Here is the better alternative: form your corporation in Delaware from the outset, then qualify the corporation to do business in New York. There is an increased transaction cost at the beginning, since you have to file formation papers in Delaware and qualification papers in New York. But you more than get that back when you move to California, at which time all you have to do is surrender the corporation’s authority to do business in New York and have the corporation registered to do business as a foreign corporation in California. You were going to do that in our first scenario anyway, and it’s a much cheaper option than either (1) forming a new corporation and dissolving the old one, or (2) forming a new corporation and merging the old one into it. And you’re avoiding the practical problems associated with both of those options.
Another cost associated with starting out in Delaware is that you have to pay Delaware’s annual franchise tax even though you haven’t even moved yet. But the tax is relatively modest, with a minimum of $225 (a $50 fee for filing the annual report and a minimum franchise tax of $175). And you once again more than make that up after you move from New York to California. In our first scenario, you end up filing corporate tax returns and paying taxes in New York and California, both of which work out to be much more than the $225 annual franchise tax and report fee in Delaware. But if you form a corporation in Delaware and don’t actually do business there, then the $225 annual franchise tax and report fee is all you have to pay to Delaware, since corporations that maintain a statutory corporate office in Delaware but do not do business within the state are exempt from taxation there.

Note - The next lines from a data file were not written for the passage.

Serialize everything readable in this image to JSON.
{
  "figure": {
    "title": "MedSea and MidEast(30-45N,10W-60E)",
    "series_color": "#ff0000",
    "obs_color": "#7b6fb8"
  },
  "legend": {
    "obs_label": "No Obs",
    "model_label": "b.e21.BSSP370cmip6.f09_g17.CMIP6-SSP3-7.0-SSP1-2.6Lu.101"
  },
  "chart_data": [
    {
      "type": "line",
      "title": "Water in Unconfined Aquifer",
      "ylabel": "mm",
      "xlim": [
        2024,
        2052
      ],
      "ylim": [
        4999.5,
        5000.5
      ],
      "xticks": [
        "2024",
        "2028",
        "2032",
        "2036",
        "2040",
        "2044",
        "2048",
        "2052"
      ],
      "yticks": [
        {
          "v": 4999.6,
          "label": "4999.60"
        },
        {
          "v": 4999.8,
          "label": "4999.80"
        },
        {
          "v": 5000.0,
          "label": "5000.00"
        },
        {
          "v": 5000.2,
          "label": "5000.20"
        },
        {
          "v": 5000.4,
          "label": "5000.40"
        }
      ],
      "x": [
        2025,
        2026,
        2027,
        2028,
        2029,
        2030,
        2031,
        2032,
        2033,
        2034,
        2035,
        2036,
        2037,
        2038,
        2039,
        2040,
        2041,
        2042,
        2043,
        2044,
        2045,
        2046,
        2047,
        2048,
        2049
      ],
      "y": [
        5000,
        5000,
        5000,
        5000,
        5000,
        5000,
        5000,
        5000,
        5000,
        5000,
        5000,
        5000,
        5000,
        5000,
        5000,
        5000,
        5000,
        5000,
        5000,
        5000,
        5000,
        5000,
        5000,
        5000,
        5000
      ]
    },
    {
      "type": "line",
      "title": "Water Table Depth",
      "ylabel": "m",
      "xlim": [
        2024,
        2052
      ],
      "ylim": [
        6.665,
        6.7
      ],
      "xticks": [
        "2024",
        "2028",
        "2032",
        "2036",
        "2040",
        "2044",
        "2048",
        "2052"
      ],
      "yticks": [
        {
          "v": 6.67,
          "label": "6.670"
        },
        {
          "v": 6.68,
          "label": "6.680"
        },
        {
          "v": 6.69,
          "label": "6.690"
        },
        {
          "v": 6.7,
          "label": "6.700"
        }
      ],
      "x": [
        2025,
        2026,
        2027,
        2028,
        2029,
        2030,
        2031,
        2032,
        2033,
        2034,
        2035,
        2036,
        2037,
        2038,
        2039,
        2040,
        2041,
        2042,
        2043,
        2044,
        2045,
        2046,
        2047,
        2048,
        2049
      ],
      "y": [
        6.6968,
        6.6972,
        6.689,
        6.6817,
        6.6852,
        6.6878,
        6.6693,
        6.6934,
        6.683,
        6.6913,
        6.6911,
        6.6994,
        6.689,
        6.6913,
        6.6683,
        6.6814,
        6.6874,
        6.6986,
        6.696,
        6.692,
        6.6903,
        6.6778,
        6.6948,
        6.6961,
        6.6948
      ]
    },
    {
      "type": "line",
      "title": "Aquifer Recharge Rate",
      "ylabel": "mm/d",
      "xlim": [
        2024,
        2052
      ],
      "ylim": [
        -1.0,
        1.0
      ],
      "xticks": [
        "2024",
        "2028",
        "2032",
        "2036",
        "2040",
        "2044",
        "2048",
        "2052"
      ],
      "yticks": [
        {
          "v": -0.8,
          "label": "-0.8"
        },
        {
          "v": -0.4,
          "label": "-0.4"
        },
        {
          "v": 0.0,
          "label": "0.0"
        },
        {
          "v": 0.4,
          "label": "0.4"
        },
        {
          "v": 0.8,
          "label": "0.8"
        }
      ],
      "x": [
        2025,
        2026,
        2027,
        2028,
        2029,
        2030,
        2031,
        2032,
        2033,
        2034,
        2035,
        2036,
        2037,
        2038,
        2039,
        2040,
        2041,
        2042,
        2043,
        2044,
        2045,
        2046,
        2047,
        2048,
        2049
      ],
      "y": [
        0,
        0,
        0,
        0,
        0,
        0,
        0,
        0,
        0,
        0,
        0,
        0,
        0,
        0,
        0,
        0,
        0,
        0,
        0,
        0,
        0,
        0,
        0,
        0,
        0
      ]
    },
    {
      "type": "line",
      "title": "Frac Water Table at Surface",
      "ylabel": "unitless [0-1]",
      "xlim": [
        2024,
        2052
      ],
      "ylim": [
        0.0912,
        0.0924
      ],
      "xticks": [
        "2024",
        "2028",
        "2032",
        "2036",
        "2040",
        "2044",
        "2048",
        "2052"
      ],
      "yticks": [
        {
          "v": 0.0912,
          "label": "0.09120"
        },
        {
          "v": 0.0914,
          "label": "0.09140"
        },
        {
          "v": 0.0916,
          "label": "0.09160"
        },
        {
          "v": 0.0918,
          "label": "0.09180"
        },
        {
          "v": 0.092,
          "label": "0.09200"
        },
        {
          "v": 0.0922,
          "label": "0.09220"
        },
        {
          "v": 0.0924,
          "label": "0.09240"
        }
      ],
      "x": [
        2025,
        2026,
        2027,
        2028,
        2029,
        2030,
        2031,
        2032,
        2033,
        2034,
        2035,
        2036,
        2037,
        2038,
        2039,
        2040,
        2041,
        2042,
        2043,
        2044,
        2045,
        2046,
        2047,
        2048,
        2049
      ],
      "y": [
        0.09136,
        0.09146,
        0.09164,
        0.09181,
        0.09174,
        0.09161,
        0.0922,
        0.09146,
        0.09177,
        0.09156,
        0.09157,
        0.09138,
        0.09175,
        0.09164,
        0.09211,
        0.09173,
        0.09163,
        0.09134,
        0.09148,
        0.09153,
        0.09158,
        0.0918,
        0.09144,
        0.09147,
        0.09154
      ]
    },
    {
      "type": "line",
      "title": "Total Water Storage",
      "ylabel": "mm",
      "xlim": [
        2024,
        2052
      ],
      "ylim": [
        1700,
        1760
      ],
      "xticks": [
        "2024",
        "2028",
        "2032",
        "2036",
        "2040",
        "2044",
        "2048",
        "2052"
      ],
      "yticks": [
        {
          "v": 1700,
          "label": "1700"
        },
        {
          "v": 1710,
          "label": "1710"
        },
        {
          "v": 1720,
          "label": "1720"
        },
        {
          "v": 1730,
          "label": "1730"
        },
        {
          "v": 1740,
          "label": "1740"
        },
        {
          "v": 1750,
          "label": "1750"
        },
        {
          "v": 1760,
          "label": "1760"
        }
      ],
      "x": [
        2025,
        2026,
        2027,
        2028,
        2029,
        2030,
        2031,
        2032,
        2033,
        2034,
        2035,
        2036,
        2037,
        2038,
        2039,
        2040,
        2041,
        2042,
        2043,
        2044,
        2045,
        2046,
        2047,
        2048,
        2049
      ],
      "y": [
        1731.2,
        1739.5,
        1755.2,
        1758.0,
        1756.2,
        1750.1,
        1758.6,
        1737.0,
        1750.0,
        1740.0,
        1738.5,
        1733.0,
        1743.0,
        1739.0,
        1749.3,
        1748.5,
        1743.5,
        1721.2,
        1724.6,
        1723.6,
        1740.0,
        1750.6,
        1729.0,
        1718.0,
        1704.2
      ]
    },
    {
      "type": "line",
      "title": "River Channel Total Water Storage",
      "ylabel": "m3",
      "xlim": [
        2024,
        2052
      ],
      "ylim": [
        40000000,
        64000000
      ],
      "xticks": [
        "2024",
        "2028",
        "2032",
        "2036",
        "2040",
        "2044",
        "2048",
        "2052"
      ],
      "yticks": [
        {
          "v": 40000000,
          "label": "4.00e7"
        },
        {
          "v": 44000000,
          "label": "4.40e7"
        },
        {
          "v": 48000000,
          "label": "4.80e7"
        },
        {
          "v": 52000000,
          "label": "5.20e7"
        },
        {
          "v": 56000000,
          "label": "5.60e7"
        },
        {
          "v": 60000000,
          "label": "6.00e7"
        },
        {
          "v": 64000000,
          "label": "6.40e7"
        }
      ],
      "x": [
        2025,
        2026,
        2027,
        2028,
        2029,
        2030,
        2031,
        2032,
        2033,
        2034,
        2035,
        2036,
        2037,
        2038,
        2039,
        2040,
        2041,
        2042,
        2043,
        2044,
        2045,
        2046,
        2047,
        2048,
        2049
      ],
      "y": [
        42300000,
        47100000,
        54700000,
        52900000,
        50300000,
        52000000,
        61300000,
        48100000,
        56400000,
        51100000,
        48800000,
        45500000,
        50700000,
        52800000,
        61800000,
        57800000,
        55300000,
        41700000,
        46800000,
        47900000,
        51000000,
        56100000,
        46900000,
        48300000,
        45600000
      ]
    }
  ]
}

In sum, there are some increased costs at the beginning if you form your corporation in Delaware while registering the corporation to do business elsewhere. But if you think there is a good chance that you will be moving your business to another state sometime, then forming a Delaware corporation is a great option for eliminating most of the hassle from what could otherwise be a costly and complicated process.
See id. §§ 502, 503. The annual franchise tax is $175 where the corporation’s authorized capital stock does not exceed 5,000 shares, and $250 where the authorized capital stock exceeds 5,000 shares but is not more than 10,000 shares, plus $75 on each additional 10,000 shares or part thereof. Id. § 503(a)(1). With the small corporations we are talking about, there is no reason to authorize more than 5,000 shares of capital stock.
See id. tit. 30, § 1902(b)(6); R. Franklin Balotti & Jesse A. Finkelstein, Delaware Law of Corporations and Business Organizations § 18.12, 2006 WL 2455671 (3d ed. 2016). Delaware corporations that don’t do business there are also exempt from business license fees and gross receipts tax. Balotti & Finkelstein, supra, § 18.12. You also have to maintain a registered agent for service of process in Delaware, but that is true of any state in which you form a corporation or register a foreign corporation to do business, although New York does give you the option of allowing the Secretary of State to act as your sole agent for service of process. See Cal. Corp. Code §§ 1502(b), 2105(a)(5); Del. Code Ann. tit. 8, § 132; N.Y. Bus. Corp. Law §§ 304, 305.